Hbase 之 Shell 初级(二)
一. 前言
之前写过的一篇【Hbase 之 Shell 初级(一)】示例介绍了 Hbase General Group 和 DDL Group 下相关 Shell 操作,本文继续介绍一下 Namespace 及 DML 相关 Shell 操作。
二. Shell Api 介绍
1. Group Of Namespace
命名空间是表的逻辑分组,类似于关系型数据库中的相关表分组。命名空间由以下几部分组成:
- 表
- RegionServer 分组
- 权限
- 限额
1.1 create_namespace
创建命名空间。语法如下:
hbase> create_namespace 'ns1'
hbase> create_namespace 'ns1', {'PROERTY_NAME'=>'PROPERTY_VALUE'}
演示如下:
hbase(main):011:0> create_namespace 'ns_test'
0 row(s) in 0.0260 seconds
hdfs 目录下多出一个子目录,如下:
$ hdfs dfs -ls /apps/hbase/data/data/
Found 4 items
drwxr-xr-x - hbase hdfs 0 2018-05-21 10:41 /apps/hbase/data/data/default
drwxr-xr-x - hbase hdfs 0 2018-05-21 10:39 /apps/hbase/data/data/hbase
drwx------ - hbase hdfs 0 2018-05-28 22:09 /apps/hbase/data/data/ns_test
1.2 describe_namespace
显示命名空间的描述。语法如下:
hbase> describe_namespace 'ns1'
演示如下:
hbase(main):013:0> describe_namespace 'ns_test'
DESCRIPTION
{NAME => 'ns_test'}
1 row(s) in 0.0050 seconds
1.3 alter_namespace
修改已存在的命名空间,语法如下:
To add/modify a property:
hbase> alter_namespace 'ns1', {METHOD => 'set', 'PROERTY_NAME' => 'PROPERTY_VALUE'}
To delete a property:
hbase> alter_namespace 'ns1', {METHOD => 'unset', NAME=>'PROERTY_NAME'}
演示如下:
hbase(main):015:0> alter_namespace 'ns_test', {METHOD => 'set', 'PROERTY_NAME' => 'PROPERTY_VALUE'}
0 row(s) in 0.0430 seconds
hbase(main):016:0> describe_namespace 'ns_test'
DESCRIPTION
{NAME => 'ns_test', PROERTY_NAME => 'PROPERTY_VALUE'}
1 row(s) in 0.0100 seconds
hbase(main):018:0> alter_namespace 'ns_test', {METHOD => 'unset', NAME=>'PROERTY_NAME'}
0 row(s) in 0.0130 seconds
hbase(main):019:0>
hbase(main):020:0* describe_namespace 'ns_test'
DESCRIPTION
{NAME => 'ns_test'}
1 row(s) in 0.0090 seconds
1.4 drop_namespace
删除空的命名空间,注意:要删除命名空间必须先删除其下的所有表。
演示如下:
- 删除非空命名空间,会报错
hbase(main):027:0> drop_namespace 'ns_test'
ERROR: org.apache.hadoop.hbase.constraint.ConstraintException: Only empty namespaces can be removed. Namespace ns_test has 1 tables
at org.apache.hadoop.hbase.master.TableNamespaceManager.remove(TableNamespaceManager.java:211)
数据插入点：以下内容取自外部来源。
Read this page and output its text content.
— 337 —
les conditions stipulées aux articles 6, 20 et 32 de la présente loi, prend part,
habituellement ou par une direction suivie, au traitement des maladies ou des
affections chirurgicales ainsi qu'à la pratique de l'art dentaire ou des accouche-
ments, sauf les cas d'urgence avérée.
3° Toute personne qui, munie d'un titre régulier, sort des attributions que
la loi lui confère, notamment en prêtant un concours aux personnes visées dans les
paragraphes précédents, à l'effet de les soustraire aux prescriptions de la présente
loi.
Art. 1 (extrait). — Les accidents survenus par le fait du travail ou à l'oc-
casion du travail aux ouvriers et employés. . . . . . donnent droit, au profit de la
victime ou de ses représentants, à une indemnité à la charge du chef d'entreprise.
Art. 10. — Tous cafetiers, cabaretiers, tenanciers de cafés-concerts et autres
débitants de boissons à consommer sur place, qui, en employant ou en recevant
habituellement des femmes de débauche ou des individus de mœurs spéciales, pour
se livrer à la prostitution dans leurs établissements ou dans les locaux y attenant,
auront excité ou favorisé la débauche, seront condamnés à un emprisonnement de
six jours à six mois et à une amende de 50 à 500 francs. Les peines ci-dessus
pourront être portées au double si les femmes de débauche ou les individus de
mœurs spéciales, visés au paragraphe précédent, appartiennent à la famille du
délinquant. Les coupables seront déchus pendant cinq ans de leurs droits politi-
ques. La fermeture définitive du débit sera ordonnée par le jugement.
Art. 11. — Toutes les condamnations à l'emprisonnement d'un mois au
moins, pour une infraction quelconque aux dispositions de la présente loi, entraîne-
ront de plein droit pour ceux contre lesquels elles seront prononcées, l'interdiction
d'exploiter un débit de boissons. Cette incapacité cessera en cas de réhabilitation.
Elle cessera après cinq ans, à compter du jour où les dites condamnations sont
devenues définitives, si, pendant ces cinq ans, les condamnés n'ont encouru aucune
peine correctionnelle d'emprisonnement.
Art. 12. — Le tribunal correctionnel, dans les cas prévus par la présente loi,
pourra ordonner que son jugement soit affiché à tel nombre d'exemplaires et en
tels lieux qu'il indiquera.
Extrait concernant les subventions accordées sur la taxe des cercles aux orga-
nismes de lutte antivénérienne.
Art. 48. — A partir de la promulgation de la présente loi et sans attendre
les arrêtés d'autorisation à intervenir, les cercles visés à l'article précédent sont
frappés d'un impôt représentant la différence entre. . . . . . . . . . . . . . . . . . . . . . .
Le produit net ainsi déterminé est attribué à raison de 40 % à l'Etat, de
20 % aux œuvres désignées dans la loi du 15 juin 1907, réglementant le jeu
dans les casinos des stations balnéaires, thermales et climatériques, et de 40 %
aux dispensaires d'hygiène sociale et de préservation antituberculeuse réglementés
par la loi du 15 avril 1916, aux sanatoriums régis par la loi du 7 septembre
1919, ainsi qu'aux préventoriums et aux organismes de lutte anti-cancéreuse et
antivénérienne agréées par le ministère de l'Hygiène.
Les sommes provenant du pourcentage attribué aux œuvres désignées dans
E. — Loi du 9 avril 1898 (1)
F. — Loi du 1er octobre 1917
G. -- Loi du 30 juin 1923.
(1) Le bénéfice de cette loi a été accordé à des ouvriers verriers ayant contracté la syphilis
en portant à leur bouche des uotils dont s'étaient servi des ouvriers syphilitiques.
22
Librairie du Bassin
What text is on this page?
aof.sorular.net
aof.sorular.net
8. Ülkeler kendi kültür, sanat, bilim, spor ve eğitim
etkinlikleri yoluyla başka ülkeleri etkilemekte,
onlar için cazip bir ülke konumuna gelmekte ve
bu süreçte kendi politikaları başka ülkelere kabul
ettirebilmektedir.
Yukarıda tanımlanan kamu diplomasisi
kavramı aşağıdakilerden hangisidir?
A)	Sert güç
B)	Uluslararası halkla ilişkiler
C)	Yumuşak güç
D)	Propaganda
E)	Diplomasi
at org.apache.hadoop.hbase.master.HMaster.deleteNamespace(HMaster.java:2987)
at org.apache.hadoop.hbase.master.MasterRpcServices.deleteNamespace(MasterRpcServices.java:521)
at org.apache.hadoop.hbase.protobuf.generated.MasterProtos$MasterService$2.callBlockingMethod(MasterProtos.java:60010)
at org.apache.hadoop.hbase.ipc.RpcServer.call(RpcServer.java:2150)
at org.apache.hadoop.hbase.ipc.CallRunner.run(CallRunner.java:112)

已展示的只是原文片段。